Dans une lettre du 17 mars 1876, on lit : « Pour le premier été ici, j'ai enduré pendant un mois, comme tout le monde ici, un manque de viande fraîche. Mais même alors, j'avais du poisson. Et ayant appris de l'expérience, l'été suivant, je me suis occupé de la viande moi-même, et depuis lors, elle est fraîche chaque été. – Idem pour les légumes : maintenant je n'en manque plus. Il y a une abondance d'oiseaux sauvages, bien sûr. Poisson – en été, comme cela arrive : parfois pendant plusieurs jours il n'y en a pas ; mais en général j'en ai même en été – autant que j'aime; et en hiver c'est toujours bon : sterlet et autres poissons du même bon goût que le sterlet. Et le 23 janvier 1877, il annonce : « En ce qui concerne la nourriture, j'ai observé depuis longtemps ces prescriptions de médicaments qui peuvent être effectuées dans la région semi-sauvage et complètement appauvrie locale. Ces gens ne savent même pas rôtir de la viande. <...> Ma principale nourriture, pendant longtemps, est le lait. Je bois ça trois bouteilles de champagne par jour <…> Trois bouteilles de champagne c'est 5 ? livres de lait. <...> Vous pouvez juger qu'en plus du lait et du thé sucré, ce n'est pas tous les jours que j'ai besoin d'une livre de pain et d'un quart de livre de viande. Mon pain est tolérable. Même les sauvages locaux savent cuisiner la viande.

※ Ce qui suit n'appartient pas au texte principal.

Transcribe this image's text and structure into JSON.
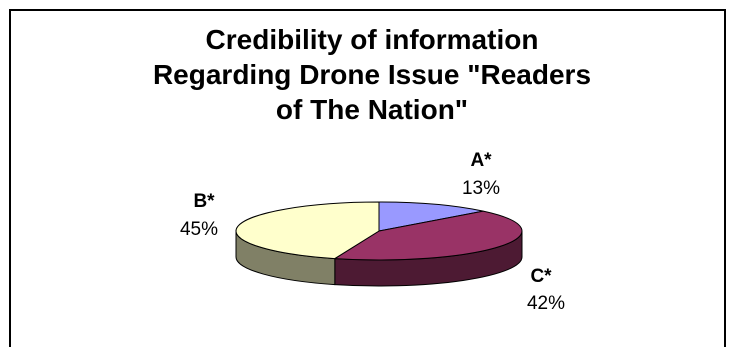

Chernyshevsky a eu du mal avec certaines des habitudes alimentaires locales. Dans une lettre datée du 9 juillet 1875, il partage les impressions suivantes : « En ce qui concerne la table, mes affaires sont depuis longtemps devenues entièrement satisfaisantes. Les Russes locaux ont emprunté quelque chose dans leurs concepts gastronomiques aux Yakoutes. Ils aiment particulièrement manger du beurre de vache en quantités incroyables. Je n'ai pas pu faire face à cela pendant assez longtemps : le cuisinier a jugé nécessaire de mettre de l'huile dans toutes sortes de plats pour moi. J'ai changé ces vieilles femmes <...> les changements n'ont pas aidé, chacun suivant s'est avéré être inébranlable dans l'orthodoxie de la cuisine iakoute en me nourrissant de beurre. <...> Enfin, une vieille femme a été retrouvée qui vivait autrefois dans la province d'Irkoutsk et qui a un regard russe ordinaire sur le beurre de vache.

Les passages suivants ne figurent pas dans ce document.